The initial temperature is\(T = 0^\circ {\rm{C}}\).

The density of gasoline is\(\rho = 0.68 \times {10^3}\;{\rm{kg/}}{{\rm{m}}^3}\).

The final temperature is \(T' = 33^\circ {\rm{C}}\).

In this problem, the density of gasoline will be equivalent to the fraction between the mass of gasoline and its volume.

The relation to find the density can be written as:

\(\begin{aligned}{l}{\rho _{\rm{H}}} &= \frac{M}{{{V_0}}}\\{\rho _{\rm{H}}} &= \frac{M}{{V\left( {1 + \beta \left( {T' - T} \right)} \right)}}\\{\rho _{\rm{H}}} &= \frac{\rho }{{1 + \beta \left( {T' - T} \right)}}\end{aligned}\)

Here, Mis the mass,\({V_0}\)is the volume of gasoline, and\(\beta \)is the coefficient of volume expansion of gasoline.

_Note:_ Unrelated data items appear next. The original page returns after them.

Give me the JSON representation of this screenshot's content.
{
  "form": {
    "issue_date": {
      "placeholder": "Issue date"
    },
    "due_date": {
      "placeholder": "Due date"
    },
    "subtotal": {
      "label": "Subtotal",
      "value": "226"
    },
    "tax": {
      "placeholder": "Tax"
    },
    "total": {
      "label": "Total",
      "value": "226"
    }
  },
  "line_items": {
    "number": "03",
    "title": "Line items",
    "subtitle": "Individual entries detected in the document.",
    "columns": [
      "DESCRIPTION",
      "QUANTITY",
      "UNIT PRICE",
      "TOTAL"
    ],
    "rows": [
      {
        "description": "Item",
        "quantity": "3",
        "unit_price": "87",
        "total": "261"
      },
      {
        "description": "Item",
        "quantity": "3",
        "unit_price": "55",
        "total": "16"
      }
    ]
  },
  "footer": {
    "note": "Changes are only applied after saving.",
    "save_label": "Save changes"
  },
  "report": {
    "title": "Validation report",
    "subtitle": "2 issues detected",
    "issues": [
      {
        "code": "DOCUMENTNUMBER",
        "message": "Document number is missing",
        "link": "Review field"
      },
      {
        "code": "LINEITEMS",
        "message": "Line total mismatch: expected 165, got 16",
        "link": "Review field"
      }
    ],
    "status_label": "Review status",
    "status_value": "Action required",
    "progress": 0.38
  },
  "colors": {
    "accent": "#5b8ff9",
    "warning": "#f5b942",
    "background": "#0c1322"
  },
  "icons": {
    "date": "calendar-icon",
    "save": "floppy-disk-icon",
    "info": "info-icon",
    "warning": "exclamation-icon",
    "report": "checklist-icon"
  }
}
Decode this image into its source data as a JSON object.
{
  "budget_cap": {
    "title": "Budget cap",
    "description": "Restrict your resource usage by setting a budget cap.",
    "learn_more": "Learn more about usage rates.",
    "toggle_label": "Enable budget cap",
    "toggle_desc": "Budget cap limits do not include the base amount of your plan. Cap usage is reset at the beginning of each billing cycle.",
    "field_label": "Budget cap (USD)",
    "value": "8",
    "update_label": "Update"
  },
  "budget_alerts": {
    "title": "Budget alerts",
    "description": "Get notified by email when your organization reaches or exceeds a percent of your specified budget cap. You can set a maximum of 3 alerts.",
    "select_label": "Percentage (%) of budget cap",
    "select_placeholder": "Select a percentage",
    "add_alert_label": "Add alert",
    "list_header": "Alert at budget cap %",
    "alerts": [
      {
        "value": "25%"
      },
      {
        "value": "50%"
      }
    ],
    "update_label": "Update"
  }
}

On plugging the values in the above relation, you get:

\(\begin{aligned}{l}{\rho _{\rm{H}}} &= \left( {\frac{{0.68 \times {{10}^3}\;{\rm{kg/}}{{\rm{m}}^3}}}{{1 + \left( {950 \times {{10}^{ - 6}}\;{\rm{/}}^\circ {\rm{C}}} \right)\left( {33^\circ {\rm{C}} - 0^\circ {\rm{C}}} \right)}}} \right)\\{\rho _{\rm{H}}} &= 0.659 \times {10^3}\;{\rm{kg/}}{{\rm{m}}^3}\end{aligned}\)

Thus, \({\rho _{\rm{H}}} = 0.659 \times {10^3}\;{\rm{kg/}}{{\rm{m}}^3}\) is the density on a hot day.

The relation to find the percentage change in the density can be written as:

\(\% N = \left( {\frac{{{\rho _{\rm{H}}} - \rho }}{\rho }} \right) \times 100\% \)

On plugging the values in the above relation, you get:

\(\begin{aligned}{l}\% N &= \left( {\frac{{0.659 \times {{10}^3}\;{\rm{kg/}}{{\rm{m}}^3} - 0.68 \times {{10}^3}\;{\rm{kg/}}{{\rm{m}}^3}}}{{0.68 \times {{10}^3}\;{\rm{kg/}}{{\rm{m}}^3}}}} \right) \times 100\% \\\% N &= - 3\% \end{aligned}\)

Thus, \(3\% \) is the change in density.